Vänskä et al. [6] illustrated the potential role of IL-10 to predict a high risk of complications at the onset of neutropenic fever due to the highest NPV. As they suggested, the AUC demonstrated the best discriminatory power for IL-10 and showed the highest sensitivity for detecting bacterial infections in this study.

Fleischhack et al. [7] suggested that CRP, IL-8, and IL-6 may be less useful than procalcitonin in neutropenic cancer patients, but they only compared gram-negative bacteremia and FUO as primary endpoints. In our study, when only gram-negative bacterial infections were considered, IL-8 was the best marker in discrimination and showed the highest sensitivity and specificity. IL-8 may be useful in detecting gram-negative bacterial infections.

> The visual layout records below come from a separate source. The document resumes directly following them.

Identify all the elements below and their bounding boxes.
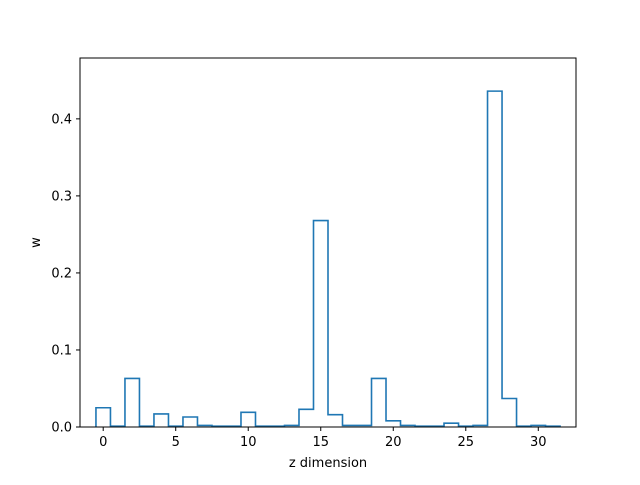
x-tick-label: 25 (458, 435, 475, 450)
x-tick-label: 0 (99, 435, 107, 450)
axes-frame (79, 57, 577, 428)
x-axis: 0 5 10 15 20 25 30 (99, 427, 547, 450)
x-axis-label: z dimension (289, 456, 367, 471)
y-tick-label: 0.3 (51, 189, 72, 204)
histogram-step-line (95, 90, 561, 428)
x-tick-label: 5 (172, 435, 180, 450)
y-axis: 0.0 0.1 0.2 0.3 0.4 (51, 112, 80, 436)
x-tick-label: 30 (530, 435, 547, 450)
y-tick-label: 0.0 (51, 421, 72, 436)
plot-area (95, 90, 561, 428)
y-tick-label: 0.4 (51, 112, 72, 127)
x-tick-label: 10 (240, 435, 257, 450)
x-tick-label: 15 (312, 435, 329, 450)
y-tick-label: 0.1 (51, 343, 72, 358)
y-axis-label: w (29, 237, 44, 248)
y-tick-label: 0.2 (51, 266, 72, 281)
x-tick-label: 20 (385, 435, 402, 450)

Miedema et al. [8] evaluated 43 pediatric patients as having bacterial infection or not and found that IL-8 was superior to CRP and procalcitonin. IL-8 was more sensitive in predicting bacterial infection at the onset of febrile neutropenia. In our study, we found that IL-8 was a strong predictive marker for bacteremia, particularly for gram-negative bacteremia, as compared to IL-6 and CRP. On the other hand, IL-10 showed greater sensitivity among culture-confirmed bacterial infections.

Diepold et al. [9] found that IL-6 was the best predictor of bacteremia and severe bacterial infection with high sensitivity and specificity (90% and 85%, respectively). In contrast, our data demonstrated better sensitivity and specificity for IL-8 and IL-10 than IL-6.

De Bont et al. [10] reported that IL-6, IL-8, and CRP were significantly higher in patients with gram-negative bacteremia than patients with gram-positive bacteremia, and our data also showed that IL-8 and IL-10 were good at detecting gram-negative bacteremia.

The strengths of this study are it’s prospective design, the relative homogeneity of the patients, and the chance to compare the levels of cytokines during infection and after treatment in the same patients. On the other hand, the current study had limitations including the small number of febrile neutropenia episodes and the lack of the study of genetic polymorphisms. The number of neutropenic fever episodes encountered was relatively low and further studies including larger numbers of patients are needed.

CONCLUSION

The most sensitive cytokine was IL-10 and the most specific was IL-8 in predicting culture-confirmed infections. IL-8 had greater sensitivity and specificity in determination of gram-negative bacterial infections and a higher NPV; therefore, IL-8 may be used particularly to rule out gram-negative bacterial infections. IL-6, IL-8, and IL-10 circulating levels were shown to be higher during infection and further larger studies are needed to confirm these findings.